Per condurre questa indagine sono stati raccolti campioni di tessuto da 6 individui sottoposti a intervento chirurgico per l’impianto di protesi peniena gonfiabile e i risultati sono stati preoccupanti.
Risultati sorprendenti (e ospiti indesiderati)
I risultati dello studio sono tanto chiari quanto preoccupanti: microplastiche sono state identificate in 8 campioni su 10, isolando campioni con dimensioni variabili da 20 a 500 µm (il microscopio elettronico ha permesso di rilevare particelle ancora più piccole, fino a 2 µm).
In totale sono stati identificati sette tipi diversi di microplastiche nei tessuti esaminati, ma il polietilene tereftalato (PET) risulta essere il più diffuso, rappresentando il 47,8% delle particelle rilevate, seguito dal polipropilene con il 34,7%.
Questi dati risultano particolarmente significativi considerando che il PET è comunemente utilizzato nella produzione di bottiglie per bevande e contenitori alimentari, mentre il polipropilene è presente in un’ampia gamma di prodotti di uso quotidiano.
Implicazioni per la salute riproduttiva
La presenza di microplastiche nei tessuti dell’organo riproduttivo maschile solleva interrogativi inquietanti sulle possibili ramificazioni degli inquinanti ambientali sulla salute sessuale.
Sebbene questo studio non abbia indagato direttamente gli effetti fisiologici di tale contaminazione, la letteratura scientifica esistente suggerisce che le microplastiche possano interferire con i processi ormonali e causare stress ossidativo nei tessuti, senza contare che sono state trovate anche nello sperma, con possibili complicazioni in tema di fertilità e, forse peggio ancora, salute degli embrioni.
Insomma, la prossima volta che berrai da una bottiglia di plastica sappi che stai anche facendo il pieno di microplastiche, che finiranno, tra l’altro, proprio lì, e poi nello sperma e, come se questo non bastasse, anche nel cervello (per approfondire: Bere dalla bottiglia in plastica causa demenza?).
Conclusioni e prospettive future
Questa ricerca, per la verità l’ennesima sul tema, aggiunge un’ulteriore dimensione chiave alla discussione sugli inquinanti di origine antropica, focalizzandosi specificamente sulle microplastiche nel sistema riproduttivo maschile.

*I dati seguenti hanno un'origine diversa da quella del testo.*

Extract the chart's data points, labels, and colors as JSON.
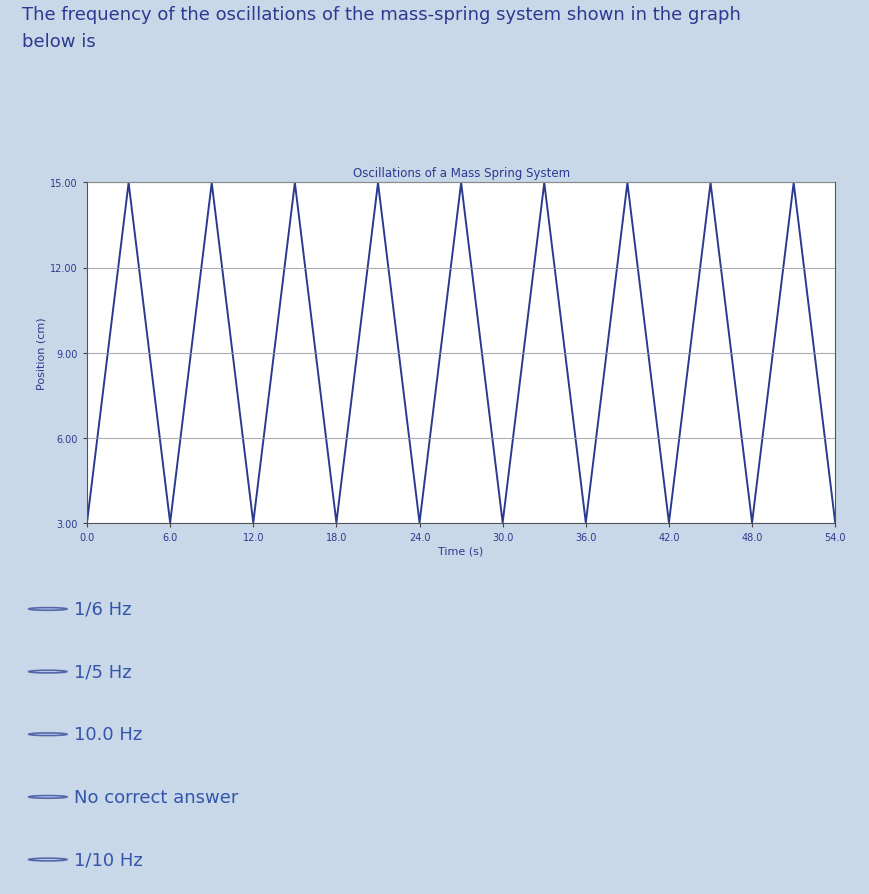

I risultati ottenuti non solo espandono la nostra comprensione della pervasività della contaminazione da microplastiche, ma aprono anche nuove strade di ricerca sull’interazione tra inquinanti ambientali e salute riproduttiva.
Ma la domanda che sorge spontanea è un’altra: se le microplastiche hanno raggiunto questi tessuti intimi, quali altri organi potrebbero essere interessati? E quali potrebbero essere le conseguenze a lungo termine di questa contaminazione?

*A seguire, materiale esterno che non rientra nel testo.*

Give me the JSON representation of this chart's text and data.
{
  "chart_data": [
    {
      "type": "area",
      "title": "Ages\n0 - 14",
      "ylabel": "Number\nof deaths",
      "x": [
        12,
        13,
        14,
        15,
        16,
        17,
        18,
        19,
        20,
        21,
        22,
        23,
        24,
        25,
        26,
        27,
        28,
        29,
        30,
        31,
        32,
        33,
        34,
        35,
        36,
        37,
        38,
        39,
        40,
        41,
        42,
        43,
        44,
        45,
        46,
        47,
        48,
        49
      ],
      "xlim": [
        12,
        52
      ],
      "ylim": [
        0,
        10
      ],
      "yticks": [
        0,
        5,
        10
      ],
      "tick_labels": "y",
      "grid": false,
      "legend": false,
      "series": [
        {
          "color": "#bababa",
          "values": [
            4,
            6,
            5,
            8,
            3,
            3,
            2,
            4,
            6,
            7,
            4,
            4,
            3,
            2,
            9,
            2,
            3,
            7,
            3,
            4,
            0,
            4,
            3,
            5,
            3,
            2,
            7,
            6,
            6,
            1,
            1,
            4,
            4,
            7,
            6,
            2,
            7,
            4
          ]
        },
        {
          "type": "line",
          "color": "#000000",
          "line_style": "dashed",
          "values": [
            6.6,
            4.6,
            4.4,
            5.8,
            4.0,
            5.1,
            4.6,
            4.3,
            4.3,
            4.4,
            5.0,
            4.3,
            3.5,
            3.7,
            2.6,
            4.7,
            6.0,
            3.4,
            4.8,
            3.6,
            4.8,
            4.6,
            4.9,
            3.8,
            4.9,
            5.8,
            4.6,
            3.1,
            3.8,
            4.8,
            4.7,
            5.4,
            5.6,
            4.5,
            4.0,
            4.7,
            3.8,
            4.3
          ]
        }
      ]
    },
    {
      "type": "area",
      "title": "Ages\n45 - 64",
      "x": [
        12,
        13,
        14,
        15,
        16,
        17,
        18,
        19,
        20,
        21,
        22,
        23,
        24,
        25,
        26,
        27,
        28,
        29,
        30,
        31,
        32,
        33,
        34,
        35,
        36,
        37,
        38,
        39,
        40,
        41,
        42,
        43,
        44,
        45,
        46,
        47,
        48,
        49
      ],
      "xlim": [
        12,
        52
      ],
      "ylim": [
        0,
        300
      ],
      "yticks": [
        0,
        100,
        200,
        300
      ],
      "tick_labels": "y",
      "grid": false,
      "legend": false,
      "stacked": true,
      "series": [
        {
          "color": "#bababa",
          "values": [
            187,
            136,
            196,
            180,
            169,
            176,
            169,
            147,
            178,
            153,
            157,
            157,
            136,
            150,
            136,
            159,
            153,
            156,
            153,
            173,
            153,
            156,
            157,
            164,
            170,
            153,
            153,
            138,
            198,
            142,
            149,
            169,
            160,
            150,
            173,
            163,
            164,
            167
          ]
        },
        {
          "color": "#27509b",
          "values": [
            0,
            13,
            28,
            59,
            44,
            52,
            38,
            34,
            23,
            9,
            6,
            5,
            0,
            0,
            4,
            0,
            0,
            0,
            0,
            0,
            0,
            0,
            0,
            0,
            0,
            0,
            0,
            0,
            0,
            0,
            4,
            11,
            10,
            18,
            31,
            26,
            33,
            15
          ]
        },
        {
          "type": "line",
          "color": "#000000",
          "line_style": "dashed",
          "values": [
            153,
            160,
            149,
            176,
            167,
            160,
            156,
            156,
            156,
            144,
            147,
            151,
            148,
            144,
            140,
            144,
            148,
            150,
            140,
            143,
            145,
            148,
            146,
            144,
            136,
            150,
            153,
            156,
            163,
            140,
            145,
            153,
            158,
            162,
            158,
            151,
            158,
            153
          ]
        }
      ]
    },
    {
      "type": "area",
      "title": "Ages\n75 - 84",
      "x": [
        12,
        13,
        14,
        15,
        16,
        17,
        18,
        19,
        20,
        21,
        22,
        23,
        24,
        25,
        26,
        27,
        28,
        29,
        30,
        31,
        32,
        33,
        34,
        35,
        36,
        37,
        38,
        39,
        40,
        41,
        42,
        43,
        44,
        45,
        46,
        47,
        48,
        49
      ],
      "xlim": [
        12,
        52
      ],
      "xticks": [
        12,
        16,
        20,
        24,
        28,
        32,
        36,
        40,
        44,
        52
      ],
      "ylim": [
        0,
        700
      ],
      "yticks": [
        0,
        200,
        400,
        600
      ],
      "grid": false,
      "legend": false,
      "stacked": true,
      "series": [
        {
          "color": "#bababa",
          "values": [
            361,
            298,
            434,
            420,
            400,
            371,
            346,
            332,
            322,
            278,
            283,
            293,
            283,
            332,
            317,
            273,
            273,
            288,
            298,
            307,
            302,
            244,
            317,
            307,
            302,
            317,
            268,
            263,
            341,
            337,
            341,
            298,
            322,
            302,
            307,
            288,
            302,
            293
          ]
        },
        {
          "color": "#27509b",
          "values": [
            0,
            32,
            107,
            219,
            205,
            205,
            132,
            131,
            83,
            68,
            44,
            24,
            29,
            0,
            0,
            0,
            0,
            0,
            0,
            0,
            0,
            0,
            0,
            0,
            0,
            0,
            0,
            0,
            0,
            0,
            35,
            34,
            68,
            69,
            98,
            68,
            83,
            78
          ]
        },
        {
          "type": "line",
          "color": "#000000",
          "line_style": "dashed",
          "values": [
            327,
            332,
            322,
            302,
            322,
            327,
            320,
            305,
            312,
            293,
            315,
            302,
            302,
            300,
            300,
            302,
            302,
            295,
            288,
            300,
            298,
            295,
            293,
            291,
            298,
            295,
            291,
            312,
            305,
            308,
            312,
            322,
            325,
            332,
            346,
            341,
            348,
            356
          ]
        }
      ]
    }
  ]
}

La verità è che non lo sappiamo… non ancora, ma già solo il dubbio è piuttosto inquietante, non trovi?
Mentre la comunità scientifica cerca risposte a queste domande, una cosa è certa: la nostra società plastico-dipendente sta lasciando un’impronta in luoghi che nessuno avrebbe mai immaginato, dimostrando ancora una volta che ciò che immettiamo nell’ambiente può tornare a noi nei modi più inaspettati e intimi.